By the way, as a continuation of the previous theory, this time I will actually implement the Mahalanobis distance in python. Click here for the previous theory Abnormal value detection by unsupervised learning: Mahalanobis distance (theory)

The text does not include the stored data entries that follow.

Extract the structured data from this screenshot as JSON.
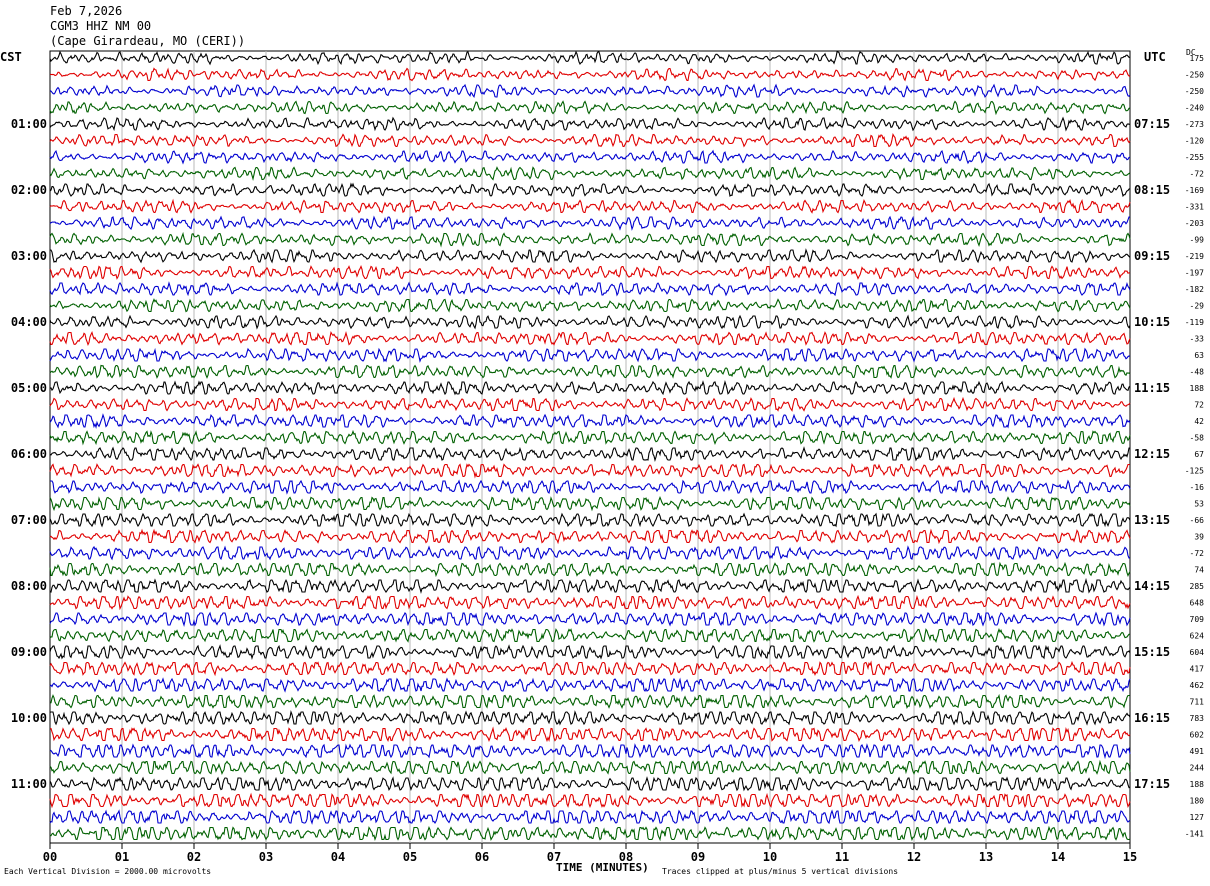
{
  "header": {
    "date": "Feb 7,2026",
    "station": "CGM3 HHZ NM 00",
    "location": "(Cape Girardeau, MO (CERI))"
  },
  "left_axis_label": "CST",
  "right_axis_label": "UTC",
  "dc_label": "DC",
  "footer": {
    "scale_note": "Each Vertical Division = 2000.00 microvolts",
    "time_label": "TIME (MINUTES)",
    "clip_note": "Traces clipped at plus/minus 5 vertical divisions"
  },
  "chart_data": {
    "type": "line",
    "title": "",
    "xlabel": "TIME (MINUTES)",
    "xlim": [
      0,
      15
    ],
    "x_ticks": [
      "00",
      "01",
      "02",
      "03",
      "04",
      "05",
      "06",
      "07",
      "08",
      "09",
      "10",
      "11",
      "12",
      "13",
      "14",
      "15"
    ],
    "grid": true,
    "trace_colors": [
      "#000000",
      "#e00000",
      "#0000d0",
      "#006000"
    ],
    "cst_hour_labels": [
      "01:00",
      "02:00",
      "03:00",
      "04:00",
      "05:00",
      "06:00",
      "07:00",
      "08:00",
      "09:00",
      "10:00",
      "11:00"
    ],
    "utc_hour_labels": [
      "07:15",
      "08:15",
      "09:15",
      "10:15",
      "11:15",
      "12:15",
      "13:15",
      "14:15",
      "15:15",
      "16:15",
      "17:15"
    ],
    "dc_offsets": [
      175,
      -250,
      -250,
      -240,
      -273,
      -120,
      -255,
      -72,
      -169,
      -331,
      -203,
      -99,
      -219,
      -197,
      -182,
      -29,
      -119,
      -33,
      63,
      -48,
      188,
      72,
      42,
      -58,
      67,
      -125,
      -16,
      53,
      -66,
      39,
      -72,
      74,
      285,
      648,
      709,
      624,
      604,
      417,
      462,
      711,
      783,
      602,
      491,
      244,
      188,
      180,
      127,
      -141
    ]
  }
}
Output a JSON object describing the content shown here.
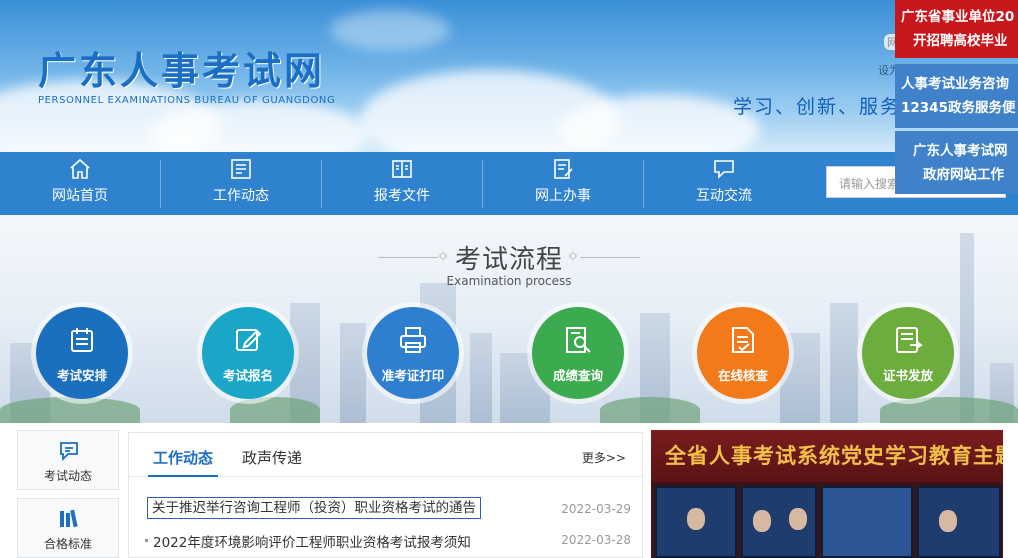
{
  "header": {
    "logo_cn": "广东人事考试网",
    "logo_en": "PERSONNEL EXAMINATIONS BUREAU OF GUANGDONG",
    "slogan": "学习、创新、服务",
    "toplink_a": "网",
    "toplink_b": "设为"
  },
  "nav": {
    "items": [
      {
        "label": "网站首页",
        "icon": "home-icon"
      },
      {
        "label": "工作动态",
        "icon": "news-list-icon"
      },
      {
        "label": "报考文件",
        "icon": "book-icon"
      },
      {
        "label": "网上办事",
        "icon": "form-edit-icon"
      },
      {
        "label": "互动交流",
        "icon": "chat-icon"
      }
    ],
    "search_placeholder": "请输入搜索"
  },
  "floats": {
    "red": [
      "广东省事业单位20",
      "开招聘高校毕业"
    ],
    "blue1": [
      "人事考试业务咨询",
      "12345政务服务便"
    ],
    "blue2": [
      "广东人事考试网",
      "政府网站工作"
    ]
  },
  "process": {
    "title": "考试流程",
    "subtitle": "Examination process",
    "steps": [
      {
        "label": "考试安排",
        "color": "#1b6fbf",
        "icon": "schedule-icon"
      },
      {
        "label": "考试报名",
        "color": "#1aa6c8",
        "icon": "edit-icon"
      },
      {
        "label": "准考证打印",
        "color": "#2f7fd1",
        "icon": "printer-icon"
      },
      {
        "label": "成绩查询",
        "color": "#3cab4f",
        "icon": "search-doc-icon"
      },
      {
        "label": "在线核查",
        "color": "#f27a1a",
        "icon": "verify-doc-icon"
      },
      {
        "label": "证书发放",
        "color": "#6cad3d",
        "icon": "certificate-icon"
      }
    ]
  },
  "side": [
    {
      "label": "考试动态",
      "icon": "chat-bubble-icon"
    },
    {
      "label": "合格标准",
      "icon": "books-icon"
    }
  ],
  "news": {
    "tabs": [
      "工作动态",
      "政声传递"
    ],
    "more": "更多>>",
    "rows": [
      {
        "title": "关于推迟举行咨询工程师（投资）职业资格考试的通告",
        "date": "2022-03-29"
      },
      {
        "title": "2022年度环境影响评价工程师职业资格考试报考须知",
        "date": "2022-03-28"
      }
    ]
  },
  "photo": {
    "caption": "全省人事考试系统党史学习教育主题知识竞赛"
  }
}
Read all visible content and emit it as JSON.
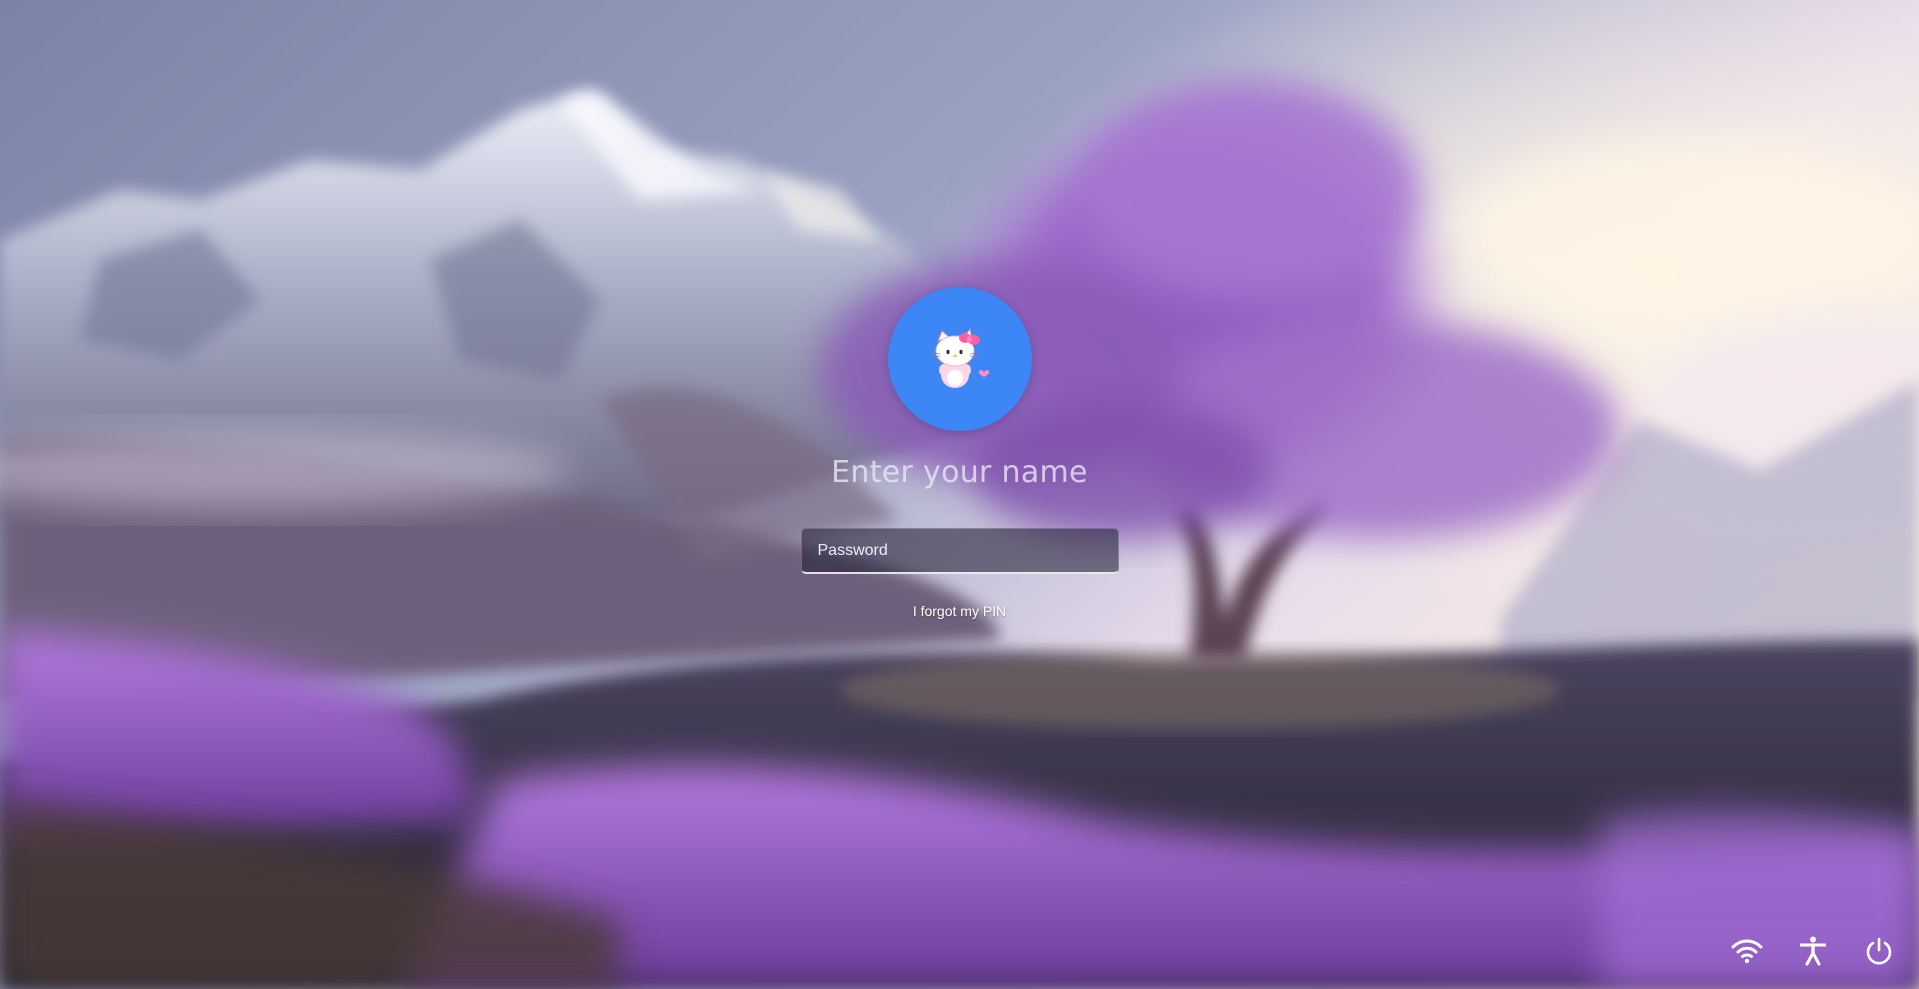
{
  "lock_screen": {
    "user": {
      "name": "Enter your name",
      "avatar_icon": "hello-kitty-avatar",
      "avatar_bg": "#3d86f5"
    },
    "password": {
      "placeholder": "Password",
      "value": ""
    },
    "forgot_pin_label": "I forgot my PIN",
    "wallpaper": "mountains-purple-tree-lavender-field"
  },
  "system_tray": {
    "items": [
      {
        "icon": "wifi-icon"
      },
      {
        "icon": "accessibility-icon"
      },
      {
        "icon": "power-icon"
      }
    ]
  }
}
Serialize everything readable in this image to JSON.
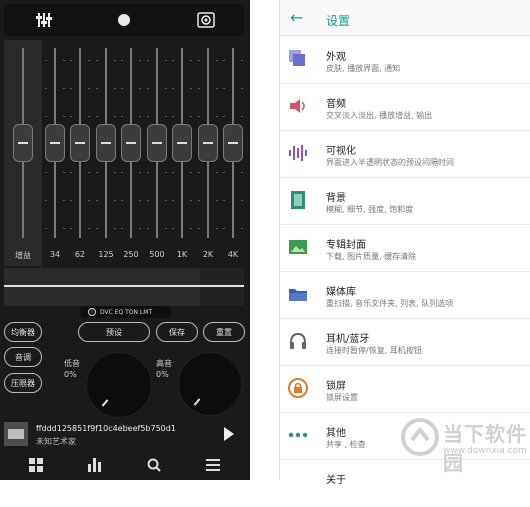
{
  "equalizer": {
    "top_tabs": [
      {
        "icon": "sliders-icon"
      },
      {
        "icon": "circle-icon"
      },
      {
        "icon": "speaker-icon"
      }
    ],
    "gain_label": "增益",
    "bands": [
      "34",
      "62",
      "125",
      "250",
      "500",
      "1K",
      "2K",
      "4K"
    ],
    "band_levels_db": [
      0,
      0,
      0,
      0,
      0,
      0,
      0,
      0,
      0
    ],
    "chip_info": "i",
    "chip_text": "DVC EQ TON LMT",
    "modes": [
      "均衡器",
      "音调",
      "压限器"
    ],
    "actions": {
      "preset": "预设",
      "save": "保存",
      "reset": "重置"
    },
    "bass": {
      "label": "低音",
      "value": "0%"
    },
    "treble": {
      "label": "高音",
      "value": "0%"
    },
    "now_playing": {
      "title": "ffddd125851f9f10c4ebeef5b750d1",
      "artist": "未知艺术家"
    },
    "nav_icons": [
      "grid-icon",
      "bars-icon",
      "search-icon",
      "menu-icon"
    ]
  },
  "settings": {
    "title": "设置",
    "back_icon": "←",
    "items": [
      {
        "title": "外观",
        "subtitle": "皮肤, 播放界面, 通知",
        "icon": "layers-icon",
        "color": "#6a6fc8"
      },
      {
        "title": "音频",
        "subtitle": "交叉淡入淡出, 播放增益, 输出",
        "icon": "volume-icon",
        "color": "#d64f6e"
      },
      {
        "title": "可视化",
        "subtitle": "界面进入半透明状态的预设间隔时间",
        "icon": "waveform-icon",
        "color": "#8e4fd0"
      },
      {
        "title": "背景",
        "subtitle": "模糊, 细节, 强度, 饱和度",
        "icon": "background-icon",
        "color": "#2f8f76"
      },
      {
        "title": "专辑封面",
        "subtitle": "下载, 图片质量, 缓存清除",
        "icon": "image-icon",
        "color": "#3f9b4e"
      },
      {
        "title": "媒体库",
        "subtitle": "重扫描, 音乐文件夹, 列表, 队列选项",
        "icon": "folder-icon",
        "color": "#3a5fb0"
      },
      {
        "title": "耳机/蓝牙",
        "subtitle": "连接时暂停/恢复, 耳机按钮",
        "icon": "headphones-icon",
        "color": "#666666"
      },
      {
        "title": "锁屏",
        "subtitle": "锁屏设置",
        "icon": "lock-icon",
        "color": "#e07a2a"
      },
      {
        "title": "其他",
        "subtitle": "共享 , 检查",
        "icon": "more-icon",
        "color": "#2b8f8a"
      },
      {
        "title": "关于",
        "subtitle": "",
        "icon": "info-icon",
        "color": "#888888"
      }
    ]
  },
  "watermark": {
    "text": "当下软件园",
    "url": "www.downxia.com"
  }
}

Python's scikit-learn library implements a function that calculates the Mahalanobis distance. Robust covariance estimation and Mahalanobis distances relevance
However, even if I write an article that says "I will execute this code!", It will be just an English translation, so This time, I will implement it myself and see how the calculation process is on the program.
Finally, after connecting all the codes, the goal is to be able to calculate the distance by yourself.
Also, assume that the files handled in this experiment have the following format. Suppose Column is the machine number and Row is the machine score. (It seems that Ichamon will fly in the opposite direction, but of course the opposite is not a problem.)
test.csv
1 | 2 | 3 | 4 | 5 | 6 | 7 | 8 | 9 | 10 | |
---|---|---|---|---|---|---|---|---|---|---|
a | 0 | 6 | 7 | 2 | 3 | 3 | 1 | 0 | 0 | 1 |
b | 1 | 1 | 11 | 6 | 0 | 2 | 1 | 4 | 1 | 2 |
c | 2 | 12 | 32 | 5 | 0 | 1 | 3 | 4 | 1 | 1 |
d | 3 | 3 | 7 | 3 | 2 | 2 | 2 | 1 | 2 | 5 |
e | 4 | 6 | 6 | 3 | 5 | 1 | 1 | 1 | 1 | 3 |
f | 5 | 7 | 9 | 5 | 0 | 2 | 2 | 1 | 1 | 2 |
With this format, it seems that the score is extremely high only for the third machine number.
With Mahalanobis distance, you can set a certain threshold value yourself and judge a record with a value that exceeds the threshold value as an abnormal value. Note that you have to set the threshold yourself each time. </ b> This time, we will visualize abnormal data </ b> by showing it as a graph without setting a threshold value on this side.
import The function to import is as follows.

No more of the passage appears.